Flash Back

2008, 1929, 1908 : quand les crises passées nous avertissent des périls à venir

Flash Back

par Ivan du Roy

Les références à la « grande crise » de 1929 sont nombreuses pour mettre en lumière au regard de l’Histoire les menaces potentielles que comporte l’actuelle récession mondiale : montée de la xénophobie dans les pays industrialisés, regain de nationalisme, tensions entre puissances économiques rivales, radicalisations idéologiques, dérives totalitaires, comme dans les années 1930. Mais un autre soubresaut de l’Histoire vient éclairer d’une inquiétante lumière blafarde le contexte économique et géopolitique actuel : celui de la récession mondiale de 1908, quelques années avant que n’éclate la première boucherie mondiale.

Illustration : tableau du peintre américain John Singer (1856-1925)

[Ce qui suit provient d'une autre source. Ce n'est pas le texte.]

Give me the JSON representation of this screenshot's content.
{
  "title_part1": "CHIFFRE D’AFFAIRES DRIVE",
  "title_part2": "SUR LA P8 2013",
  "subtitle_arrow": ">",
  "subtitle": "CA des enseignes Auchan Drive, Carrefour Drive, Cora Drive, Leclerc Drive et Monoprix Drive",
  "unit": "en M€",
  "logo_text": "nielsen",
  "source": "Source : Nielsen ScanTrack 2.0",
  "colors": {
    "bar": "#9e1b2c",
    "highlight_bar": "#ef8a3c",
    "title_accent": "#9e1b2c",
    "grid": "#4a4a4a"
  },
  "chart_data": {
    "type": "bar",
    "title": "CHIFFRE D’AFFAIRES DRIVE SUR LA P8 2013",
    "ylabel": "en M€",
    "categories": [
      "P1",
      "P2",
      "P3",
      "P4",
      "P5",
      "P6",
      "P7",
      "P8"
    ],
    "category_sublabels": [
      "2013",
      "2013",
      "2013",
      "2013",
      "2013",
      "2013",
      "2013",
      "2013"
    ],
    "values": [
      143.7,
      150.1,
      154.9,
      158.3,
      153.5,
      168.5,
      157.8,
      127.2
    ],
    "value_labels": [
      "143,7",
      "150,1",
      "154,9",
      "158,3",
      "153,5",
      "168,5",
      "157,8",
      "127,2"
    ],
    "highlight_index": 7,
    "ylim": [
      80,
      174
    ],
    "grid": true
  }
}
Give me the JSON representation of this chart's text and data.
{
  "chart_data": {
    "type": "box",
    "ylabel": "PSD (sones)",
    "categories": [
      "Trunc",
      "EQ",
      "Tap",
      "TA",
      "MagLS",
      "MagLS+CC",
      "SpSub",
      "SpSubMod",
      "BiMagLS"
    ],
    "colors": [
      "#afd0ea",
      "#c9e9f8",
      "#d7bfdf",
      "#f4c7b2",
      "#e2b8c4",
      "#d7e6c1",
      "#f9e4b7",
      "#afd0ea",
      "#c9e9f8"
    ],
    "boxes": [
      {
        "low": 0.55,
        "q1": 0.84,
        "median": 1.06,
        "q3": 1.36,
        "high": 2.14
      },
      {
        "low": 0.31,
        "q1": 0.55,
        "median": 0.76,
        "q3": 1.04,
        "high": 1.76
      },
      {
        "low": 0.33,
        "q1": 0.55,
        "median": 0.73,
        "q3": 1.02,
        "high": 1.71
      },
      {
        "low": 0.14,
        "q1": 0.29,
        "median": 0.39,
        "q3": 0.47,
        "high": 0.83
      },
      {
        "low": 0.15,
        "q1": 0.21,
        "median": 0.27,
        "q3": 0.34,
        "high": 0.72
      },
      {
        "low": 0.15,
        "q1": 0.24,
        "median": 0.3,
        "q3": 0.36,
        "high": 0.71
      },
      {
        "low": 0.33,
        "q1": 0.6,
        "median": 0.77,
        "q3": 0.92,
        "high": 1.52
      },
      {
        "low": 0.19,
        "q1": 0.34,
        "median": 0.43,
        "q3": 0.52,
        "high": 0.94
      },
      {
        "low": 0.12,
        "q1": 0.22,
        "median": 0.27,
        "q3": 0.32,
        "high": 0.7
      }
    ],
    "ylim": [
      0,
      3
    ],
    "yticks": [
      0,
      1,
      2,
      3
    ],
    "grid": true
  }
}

Alors que le G20 se réunit à Londres, beaucoup de regards se tournent vers la conférence économique et monétaire qui s’était tenue au cœur de « La City » en juin 1933. Plus de 60 pays y ont débattu des mesures à prendre pour endiguer le chômage de masse et relancer l’économie mondiale. Sans succès.

Un autre parallèle historique vient cependant compléter celui du krach de 1929 et ses suites. Le contexte des années 1900 et la crise financière – la « Roosevelt panic » - de 1907. Sept ans avant la boucherie de masse que fût la première guerre mondiale. Celle-ci a façonné le 20e siècle bien plus que tous les autres conflits. La révolution bolchevique de 1917, la création de nouveaux Etats en Europe, comme la Yougoslavie, ou au Moyen-Orient, avec la Syrie, l’Irak ou la Palestine, l’émergence du fascisme et du nazisme puis la Seconde guerre mondiale... Tous ces évènements, jusqu’au siège de Sarajevo ou à la guerre du Kosovo dans les années 1990, découlent directement ou indirectement du premier conflit mondial.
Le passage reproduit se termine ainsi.